Some things stick, some don’t. “Whatever is embraced by fans and readers is what accumulates as canon,” Lee says.
In 1989, Tim Burton’s Batman created yet another new identity for the character, with Jack Nicholson playing mid-level gangster Jack Napier, the triggerman who murdered the Waynes during a mugging. There’s no Red Hood, but the movie retains the notion that being mutilated in a chemical bath drove Napier to madness. From there, the cautious Napier becomes a wild man. He indulges. He takes what he wants. He destroys anyone in the way.
“That makes Jack Nicholson’s Joker one of the stronger versions we have available,” says University of California, Los Angeles clinical psychologist Andrea Letamendi, who explores the psychology behind superhero storytelling on the Arkham Sessions podcast. “This is his true nature, and he’s found a way to express himself and actualize those inner feelings of chaos and destruction. He’s enjoying his life so much.”

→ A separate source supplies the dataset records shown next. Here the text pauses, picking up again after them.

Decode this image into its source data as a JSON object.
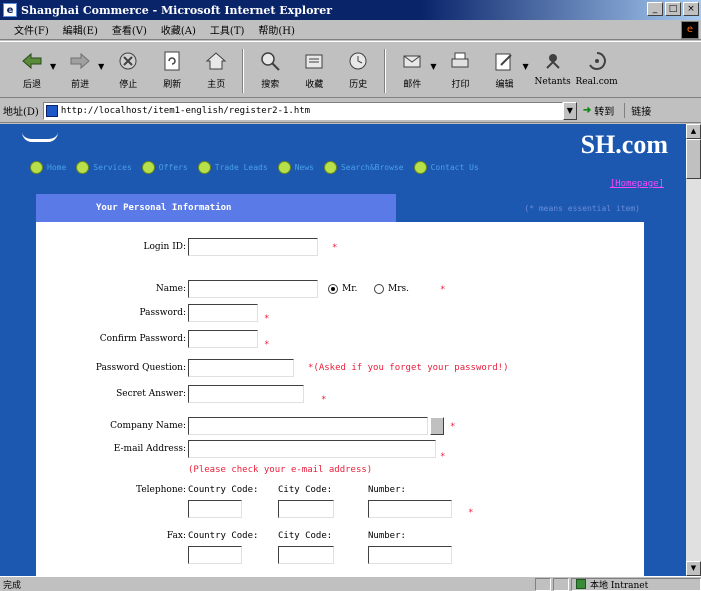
{
  "window": {
    "title": "Shanghai Commerce - Microsoft Internet Explorer",
    "controls": [
      "_",
      "□",
      "×"
    ]
  },
  "menubar": {
    "items": [
      "文件(F)",
      "編輯(E)",
      "查看(V)",
      "收藏(A)",
      "工具(T)",
      "帮助(H)"
    ]
  },
  "toolbar": {
    "buttons": [
      {
        "label": "后退",
        "icon": "back-arrow-icon"
      },
      {
        "label": "前进",
        "icon": "forward-arrow-icon"
      },
      {
        "label": "停止",
        "icon": "stop-icon"
      },
      {
        "label": "刷新",
        "icon": "refresh-icon"
      },
      {
        "label": "主页",
        "icon": "home-icon"
      },
      {
        "label": "搜索",
        "icon": "search-icon"
      },
      {
        "label": "收藏",
        "icon": "favorites-icon"
      },
      {
        "label": "历史",
        "icon": "history-icon"
      },
      {
        "label": "邮件",
        "icon": "mail-icon"
      },
      {
        "label": "打印",
        "icon": "print-icon"
      },
      {
        "label": "编辑",
        "icon": "edit-icon"
      },
      {
        "label": "Netants",
        "icon": "netants-icon"
      },
      {
        "label": "Real.com",
        "icon": "real-icon"
      }
    ]
  },
  "address": {
    "label": "地址(D)",
    "url": "http://localhost/item1-english/register2-1.htm",
    "go_label": "转到",
    "links_label": "链接"
  },
  "site": {
    "logo": "SH.com",
    "nav": [
      "Home",
      "Services",
      "Offers",
      "Trade Leads",
      "News",
      "Search&Browse",
      "Contact Us"
    ],
    "homepage_link": "[Homepage]"
  },
  "form": {
    "section_title": "Your Personal Information",
    "essential_note": "(* means essential item)",
    "required_mark": "*",
    "fields": {
      "login_id": {
        "label": "Login ID:"
      },
      "name": {
        "label": "Name:",
        "mr": "Mr.",
        "mrs": "Mrs."
      },
      "password": {
        "label": "Password:"
      },
      "confirm_password": {
        "label": "Confirm Password:"
      },
      "password_question": {
        "label": "Password Question:",
        "note": "*(Asked if you forget your password!)"
      },
      "secret_answer": {
        "label": "Secret Answer:"
      },
      "company_name": {
        "label": "Company Name:"
      },
      "email": {
        "label": "E-mail Address:",
        "note": "(Please check your e-mail address)"
      },
      "telephone": {
        "label": "Telephone:"
      },
      "fax": {
        "label": "Fax:"
      }
    },
    "phone_parts": {
      "country_code": "Country Code:",
      "city_code": "City Code:",
      "number": "Number:"
    }
  },
  "statusbar": {
    "status": "完成",
    "zone": "本地 Intranet"
  },
  "colors": {
    "page_bg": "#1c58b0",
    "header_band": "#5a7ae8",
    "required": "#e8203c",
    "nav_link": "#4aa0e8",
    "homepage_link": "#ff44ff"
  }
}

The Joker’s brazen lack of remorse is one source for the disturbing combination of attraction and repulsion that he inspires in us. “We don’t feel safe around this person,” Letamendi says. “Our natural inclination is to be fearful and avoid him. But that freedom and sense of enjoyment of his experience lures us in.”
Call it toxic charisma. From Cesar Romero’s amused, alliteration-spouting antagonist on the campy 1960s TV series to Mark Hamill’s dastardly and dashing 1990s version on Batman: The Animated Series, one of the unifying Joker traits is magnetism.
“This is why Jared Leto fell flat for us,” Letamendi says of the so-called Juggalo Joker from 2016’s Suicide Squad. “The edginess went so far, but he didn’t have the charm or appeal. He was supposed to be tatted up and cool, but that’s different than genuine charm.”
The Joker’s flexibility has made him a nearly infinite resource for DC. “He can manifest himself in various forms because he’s a modern-day boogeyman,” Lee says. “He’s beguiling in his own way because he’s so over-the-top.”
The company is so confident in the Joker’s mainstream appeal that, in addition to the new film, it’s releasing three comic-book titles about him in October, each featuring a different mythology. Two of them—Kami Garcia’s Joker/Harley: Criminal Sanity, and John Carpenter and Anthony Burch’s The Joker: Year of the Villain—drop on the same day, October 9, while Jeff Lemire’s Joker: Killer Smile hits three weeks later.
Asked why he thinks the Joker provides such rich material for storytellers, Phoenix points to the malevolence in the clown’s eyes. “When you don’t have a definitive, clear backstory, it allows us to project our ideas on it. And that engages us. The character forces us to examine ourselves and our behavior.”
The actor grins, wide and sinister. “Also, son of a bitch—he just looks cool.”
In that reading, the Joker remains fascinating not because he’s aberrant but because he’s a funhouse mirror. We’ve all crossed paths with his type many times. The greater fear is not becoming his victim but becoming him. In all his forms, the Joker is someone who has lost his humanity. He feels nothing except selfishness. He can only rid himself of hurt by inflicting it on others. We recognize the mercilessness. We know the narcissism. We sense the misery tearing him to pieces from within.
We could almost feel sorry for the Joker, if only he weren’t laughing at us.